Car Rien ne nous survivra est le récit d'une guerre civile entre les Jeunes et les Vieux, une guerre imaginaire certes, mais si ancrée dans la réalité, si viscérale dans sa narration qu'on ne peut s'empêcher d'y croire. Le récit repose entièrement sur la dynamique entre deux protagonistes, Silence et L'Immortel, qui sont ennemis tout en appartenant au même camp (car ici un seul camp nous intéresse, celui des Jeunes, les Vieux n'étant que des soldats anonymes et monstrueux qui révulsent nos chers guérilleros post-adolescents). Chacun des deux personnages est lentement développé, le lecteur apprenant à mieux les connaître en même temps que les masques tombent et que les postures changent; la proie devient prédateur, la victime devient le persécuteur, jusqu'à ce qu'on ne sache plus lequel est le pire sociopathe.
Autour de ce duel morbide s'esquisse un Paris ravagé par les affrontements, fait d'ombres, de crasse et de ruine, où l'on court en tirant derrière son épaule pour mieux sauter sur une mine ou se faire descendre par un clan rival.

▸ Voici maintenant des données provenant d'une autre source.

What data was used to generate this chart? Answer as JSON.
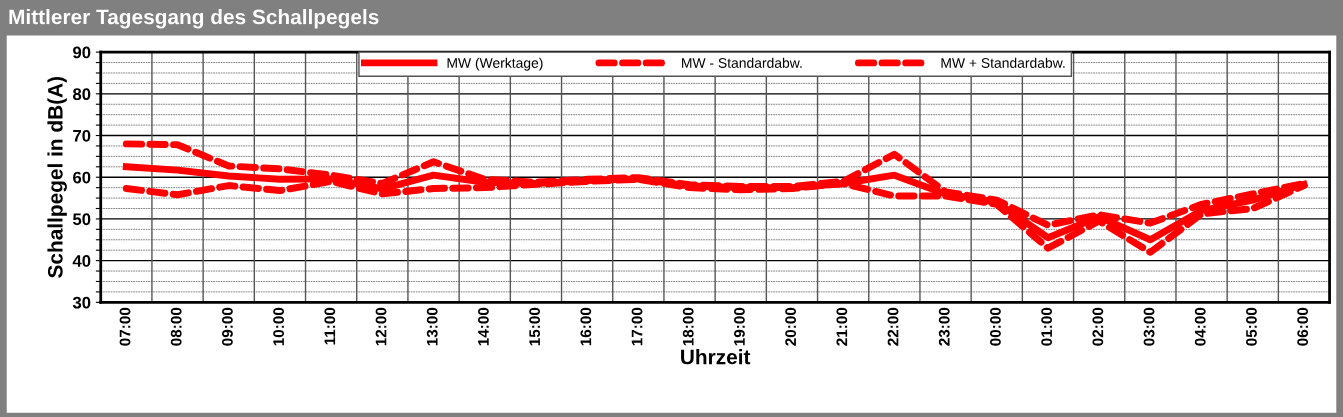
{
  "chart_data": {
    "type": "line",
    "title": "Mittlerer Tagesgang des Schallpegels",
    "xlabel": "Uhrzeit",
    "ylabel": "Schallpegel in dB(A)",
    "categories": [
      "07:00",
      "08:00",
      "09:00",
      "10:00",
      "11:00",
      "12:00",
      "13:00",
      "14:00",
      "15:00",
      "16:00",
      "17:00",
      "18:00",
      "19:00",
      "20:00",
      "21:00",
      "22:00",
      "23:00",
      "00:00",
      "01:00",
      "02:00",
      "03:00",
      "04:00",
      "05:00",
      "06:00"
    ],
    "series": [
      {
        "name": "MW (Werktage)",
        "color": "#ff0000",
        "line_style": "solid",
        "values": [
          62.5,
          61.7,
          60.3,
          59.5,
          59.6,
          57.2,
          60.5,
          58.8,
          58.5,
          59.2,
          59.6,
          57.9,
          57.5,
          57.5,
          58.5,
          60.5,
          56,
          54,
          45.5,
          50.5,
          45,
          52,
          54.5,
          58.3
        ]
      },
      {
        "name": "MW - Standardabw.",
        "color": "#ff0000",
        "line_style": "dashed",
        "values": [
          57.3,
          55.8,
          58,
          56.8,
          59,
          56,
          57.3,
          57.5,
          58.3,
          59,
          59.5,
          57.5,
          57,
          57.3,
          58.5,
          55.5,
          55.5,
          53.5,
          43,
          49.5,
          42,
          51.2,
          52.5,
          58
        ]
      },
      {
        "name": "MW + Standardabw.",
        "color": "#ff0000",
        "line_style": "dashed",
        "values": [
          68,
          67.8,
          62.7,
          62,
          60.5,
          58.5,
          63.7,
          59.5,
          58.8,
          59.5,
          59.9,
          58.2,
          57.8,
          57.8,
          59,
          65.5,
          56.5,
          54.5,
          48.5,
          51,
          49,
          53.5,
          56,
          58.5
        ]
      }
    ],
    "ylim": [
      30,
      90
    ],
    "yticks": [
      30,
      {
        "value": 32.5,
        "label": null
      },
      {
        "value": 35,
        "label": null
      },
      {
        "value": 37.5,
        "label": null
      },
      40,
      {
        "value": 42.5,
        "label": null
      },
      {
        "value": 45,
        "label": null
      },
      {
        "value": 47.5,
        "label": null
      },
      50,
      {
        "value": 52.5,
        "label": null
      },
      {
        "value": 55,
        "label": null
      },
      {
        "value": 57.5,
        "label": null
      },
      60,
      {
        "value": 62.5,
        "label": null
      },
      {
        "value": 65,
        "label": null
      },
      {
        "value": 67.5,
        "label": null
      },
      70,
      {
        "value": 72.5,
        "label": null
      },
      {
        "value": 75,
        "label": null
      },
      {
        "value": 77.5,
        "label": null
      },
      80,
      {
        "value": 82.5,
        "label": null
      },
      {
        "value": 85,
        "label": null
      },
      {
        "value": 87.5,
        "label": null
      },
      90
    ],
    "grid": true,
    "legend": "top",
    "marker": "none"
  }
}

Les impressions sont brèves, les descriptions, laconiques; pourtant l'atmosphère est là, parfaitement dépeinte et consistante d'un bout à l'autre du livre. On pourra reprocher à ce (relativement court) récit une trop grande linéarité, la narration à la première personne passant tour à tour et inlassablement d'un protagoniste à l'autre chaque fois que l'on termine un chapitre. Il peut en résulter une impression de monotonie, heureusement vite oubliée tant ce qui se passe dans les têtes de Silence et de L'Immortel s'avère à la fois drôle et terrible. Le style de Maïa Mazaurette est cru et haché, les dialogues comme les pensées sont écrites au vitriol et certains trouveront l'ensemble indigeste (ce dont je ne les blâmerai pas, puisque je soupçonne l'auteure d'avoir volontairement cherché à rendre son livre imbuvable).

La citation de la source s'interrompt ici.